Waiting in line and voting.
Judges think few voters know enough to make informed choices in judicial elections; but they aren’t high on published reviews either

By Anna-Leigh Firth

This month’s emailed survey of NJC alumni asked judges if they think voters know enough about candidates for judicial office to make an informed decision.

The short answer: no.

Wrote one judge, anonymously, as was most often the case with those who left comments: “Without the ballot in front of them, a large majority of voters could not even name the judicial candidates in the usual election.”

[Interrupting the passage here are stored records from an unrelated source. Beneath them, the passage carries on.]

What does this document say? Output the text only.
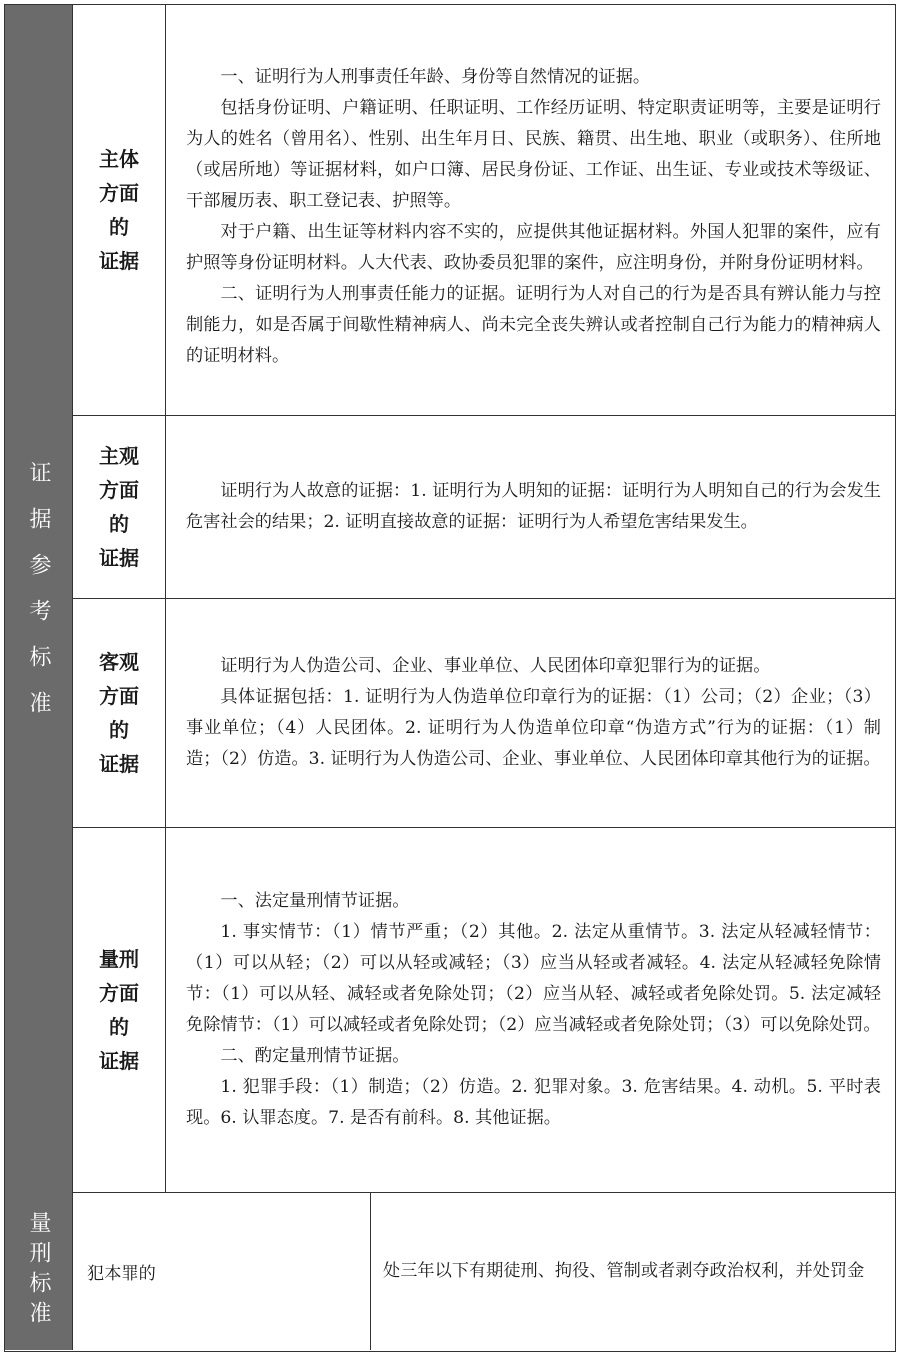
证据参考标准
主体
方面
的
证据

一、证明行为人刑事责任年龄、身份等自然情况的证据。

包括身份证明、户籍证明、任职证明、工作经历证明、特定职责证明等，主要是证明行为人的姓名（曾用名）、性别、出生年月日、民族、籍贯、出生地、职业（或职务）、住所地（或居所地）等证据材料，如户口簿、居民身份证、工作证、出生证、专业或技术等级证、干部履历表、职工登记表、护照等。

对于户籍、出生证等材料内容不实的，应提供其他证据材料。外国人犯罪的案件，应有护照等身份证明材料。人大代表、政协委员犯罪的案件，应注明身份，并附身份证明材料。

二、证明行为人刑事责任能力的证据。证明行为人对自己的行为是否具有辨认能力与控制能力，如是否属于间歇性精神病人、尚未完全丧失辨认或者控制自己行为能力的精神病人的证明材料。

主观
方面
的
证据

证明行为人故意的证据：1. 证明行为人明知的证据：证明行为人明知自己的行为会发生危害社会的结果；2. 证明直接故意的证据：证明行为人希望危害结果发生。

客观
方面
的
证据

证明行为人伪造公司、企业、事业单位、人民团体印章犯罪行为的证据。

具体证据包括：1. 证明行为人伪造单位印章行为的证据：（1）公司；（2）企业；（3）事业单位；（4）人民团体。2. 证明行为人伪造单位印章“伪造方式”行为的证据：（1）制造；（2）仿造。3. 证明行为人伪造公司、企业、事业单位、人民团体印章其他行为的证据。

量刑
方面
的
证据

一、法定量刑情节证据。

1. 事实情节：（1）情节严重；（2）其他。2. 法定从重情节。3. 法定从轻减轻情节：（1）可以从轻；（2）可以从轻或减轻；（3）应当从轻或者减轻。4. 法定从轻减轻免除情节：（1）可以从轻、减轻或者免除处罚；（2）应当从轻、减轻或者免除处罚。5. 法定减轻免除情节：（1）可以减轻或者免除处罚；（2）应当减轻或者免除处罚；（3）可以免除处罚。

二、酌定量刑情节证据。

1. 犯罪手段：（1）制造；（2）仿造。2. 犯罪对象。3. 危害结果。4. 动机。5. 平时表现。6. 认罪态度。7. 是否有前科。8. 其他证据。

量刑标准 犯本罪的	处三年以下有期徒刑、拘役、管制或者剥夺政治权利，并处罚金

The survey asked judges what percentage of voters were likely to be well enough informed to vote responsibly. The choices were less than 10 percent, 11 to 30 percent, 31 to 50 percent or more than 50 percent.

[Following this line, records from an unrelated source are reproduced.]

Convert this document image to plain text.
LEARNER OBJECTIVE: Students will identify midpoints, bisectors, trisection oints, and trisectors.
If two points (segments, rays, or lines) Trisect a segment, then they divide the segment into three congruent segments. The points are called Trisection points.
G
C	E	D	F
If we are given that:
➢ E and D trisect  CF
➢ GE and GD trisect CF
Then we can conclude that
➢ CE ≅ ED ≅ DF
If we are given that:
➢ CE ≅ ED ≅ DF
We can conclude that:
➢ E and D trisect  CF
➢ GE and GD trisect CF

More than 500 judges chose to participate in the survey.

The overwhelming majority – a combined 85 percent – opted for the first or second categories, i.e., that no more than 3 in 10 voters can make an informed choice.

“Every election season,” wrote one judge, “I get calls from a lot of friends asking who I think they should vote to retain or not retain on the Superior Court bench—and these are not uninformed or uneducated people.”

How to judge judges

A second question asked if judges believe in publishing judicial performance reviews to help voters make more informed choices.

This time 58 percent of judges said no.

While some judges said they consider formal ratings from their local bars helpful, the majority expressed concern that such ratings are either biased or lack enough participation from lawyers.

Others worried that attorneys or litigants would leave reviews only if they had a negative experience, even if the judge had properly applied the law.

Some feared revenge ratings. North Carolina Court of Appeals Judge April Wood recalled multiple instances of unscrupulous attorneys who had personal issues with judges and encouraged others to give those judges horrible reviews.

“Performance reviews are too much like Yelp reviews,” wrote Washoe County (NV) District Court Judge Sandra A. Unsworth.

One anonymous judge complained that “no other elected official has to endure performance reviews – why should judges?”

Other concerns raised included:

  • implicit biases
  • the inclusion (or lack thereof) of non-incumbent candidates
  • insufficient context for the public to understand the reviews
  • metrics such as percentage of cases a judge resolved within a designated time period that could be subject to factors beyond the judge’s control
  • reviews becoming too political and/or a popularity contest (i.e., organized ballot-box stuffing, review style)
  • judges not having the opportunity to defend their rulings
  • less participation if reviewer identities are disclosed

The consensus among the 42 percent of judges who supported performance reviews was the more transparency the better. One judge argued that reviews should be mandatory because voters have so little else to go on.

“The coverage of judicial candidates is dismal and an embarrassment,” the judge wrote.

“People should know way more about a potential judge than what a political billboard says,” wrote Barbara A. Petersen, Albuquerque (NM) Public Schools Board of Education District 4 Chair.

*Each month the College emails an informal, non-scientific one-question survey to its more than 12,000 judicial alumni in the United States and abroad. The results, summarized in the NJC’s Judicial Edge Today, are not intended to be characterized as conclusive research findings.